Next, Mohammad and Damon were able to piece together twBooter’s two main components: the attack infrastructure and the user interface (shown below).The user interface slide has a window showing the different available attack techniques. Using the database, Mohammad and Damon isolated the most popular attacks:
[T]wBooter employs a broad range of different techniques for performing DDoS attacks. This includes generic attack types such as SYN ﬂood, UDP ﬂood, and ampliﬁcation attacks; HTTP-based attacks including HTTP POST/GET/HEAD and RUDY (R-U-Dead-Yet); and application-speciﬁc attacks, such as slowloris, that targets Apache web servers with a speciﬁc misconﬁguration.
The gentlemen mentioned the above DDoS techniques accounted for more than 90 percent of the twBooter attacks. To determine the effectiveness of twBooter, Mohammad and Damon subscribed to twBooter, and set about attacking their own server. First up, the UDP attack: “The UDP ﬂood used a DNS reﬂection and ampliﬁcation attack to generate 827 MBit/sec of DNS query response trafﬁc directed at our server by sending out large numbers of forged DNS request queries that included our server’s IP address as the IP source address.”
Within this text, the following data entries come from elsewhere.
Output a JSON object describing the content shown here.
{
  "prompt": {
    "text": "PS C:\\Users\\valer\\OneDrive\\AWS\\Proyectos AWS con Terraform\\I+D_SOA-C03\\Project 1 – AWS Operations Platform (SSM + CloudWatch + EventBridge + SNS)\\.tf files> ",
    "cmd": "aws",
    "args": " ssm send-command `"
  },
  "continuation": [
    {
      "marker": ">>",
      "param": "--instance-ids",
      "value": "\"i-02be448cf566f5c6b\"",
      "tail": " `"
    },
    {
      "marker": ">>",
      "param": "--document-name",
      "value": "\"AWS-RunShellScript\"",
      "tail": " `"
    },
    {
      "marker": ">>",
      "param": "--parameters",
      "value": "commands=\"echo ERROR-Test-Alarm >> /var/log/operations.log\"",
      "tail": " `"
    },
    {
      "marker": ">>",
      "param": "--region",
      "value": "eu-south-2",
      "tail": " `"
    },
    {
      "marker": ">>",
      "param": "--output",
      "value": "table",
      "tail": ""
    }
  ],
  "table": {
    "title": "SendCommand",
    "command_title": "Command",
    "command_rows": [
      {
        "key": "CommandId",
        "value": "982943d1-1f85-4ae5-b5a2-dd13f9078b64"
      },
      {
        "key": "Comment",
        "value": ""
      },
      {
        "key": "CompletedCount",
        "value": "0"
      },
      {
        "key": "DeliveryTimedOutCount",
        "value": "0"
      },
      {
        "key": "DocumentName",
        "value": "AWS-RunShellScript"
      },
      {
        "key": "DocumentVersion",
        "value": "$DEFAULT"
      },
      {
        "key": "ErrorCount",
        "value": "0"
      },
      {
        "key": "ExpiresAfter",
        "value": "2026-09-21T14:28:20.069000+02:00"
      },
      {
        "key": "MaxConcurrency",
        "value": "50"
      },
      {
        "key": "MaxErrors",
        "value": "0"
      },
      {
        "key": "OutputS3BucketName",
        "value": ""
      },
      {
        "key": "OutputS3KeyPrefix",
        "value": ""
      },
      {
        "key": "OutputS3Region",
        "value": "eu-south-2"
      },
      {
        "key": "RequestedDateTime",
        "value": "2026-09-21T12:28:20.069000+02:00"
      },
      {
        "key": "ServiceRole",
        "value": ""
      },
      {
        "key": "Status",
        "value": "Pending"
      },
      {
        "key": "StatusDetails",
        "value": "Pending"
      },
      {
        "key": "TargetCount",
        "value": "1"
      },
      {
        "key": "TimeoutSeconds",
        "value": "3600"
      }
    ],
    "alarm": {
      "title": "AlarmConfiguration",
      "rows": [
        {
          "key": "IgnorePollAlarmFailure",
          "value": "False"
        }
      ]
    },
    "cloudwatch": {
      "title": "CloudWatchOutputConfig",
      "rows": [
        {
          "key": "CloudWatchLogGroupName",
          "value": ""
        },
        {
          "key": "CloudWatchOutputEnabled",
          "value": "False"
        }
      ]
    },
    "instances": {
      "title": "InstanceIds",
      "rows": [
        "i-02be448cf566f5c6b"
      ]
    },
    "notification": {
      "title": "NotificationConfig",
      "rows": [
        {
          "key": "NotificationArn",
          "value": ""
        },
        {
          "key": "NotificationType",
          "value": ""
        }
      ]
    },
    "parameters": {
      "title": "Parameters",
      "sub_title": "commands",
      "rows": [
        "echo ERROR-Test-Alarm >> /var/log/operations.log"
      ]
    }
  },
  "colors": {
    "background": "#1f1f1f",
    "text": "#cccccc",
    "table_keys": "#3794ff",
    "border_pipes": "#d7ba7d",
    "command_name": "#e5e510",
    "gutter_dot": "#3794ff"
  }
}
Next, the SYN attack: “For the SYN ﬂood, we observed 93,750 TCP SYN requests per second with randomly spoofed IP addresses and port numbers directed at our server in an attempt to utilize all of its memory by forcing it to allocate memory for a huge number of half-open TCP connections.”
The following slide provides details.To recap, twBooter exemplifies the new trend in DDoS platforms: a reasonably-priced, user-friendly DDoS platform fully capable of bringing down websites, even those with significant bandwidth accommodations.
Something else I found interesting, even though twBooter did not make the Top 10 (maybe the data leak had something to do with it), Mohammad and Damon determined twBooter earned its owners in excess of 7,000 dollars a month. That amount resulted from customers launching over 48,000 DDoS attacks against 11,000 separate victims.
Oddly enough, booters started out filling a niche, one that allowed online gamers to momentarily knock opponents out of the game, gaining themselves a distinct, albeit unfair, advantage. Other enterprising underworld individuals decided to repurpose booters into powerful DDoS platforms for hire — simple, yet effective.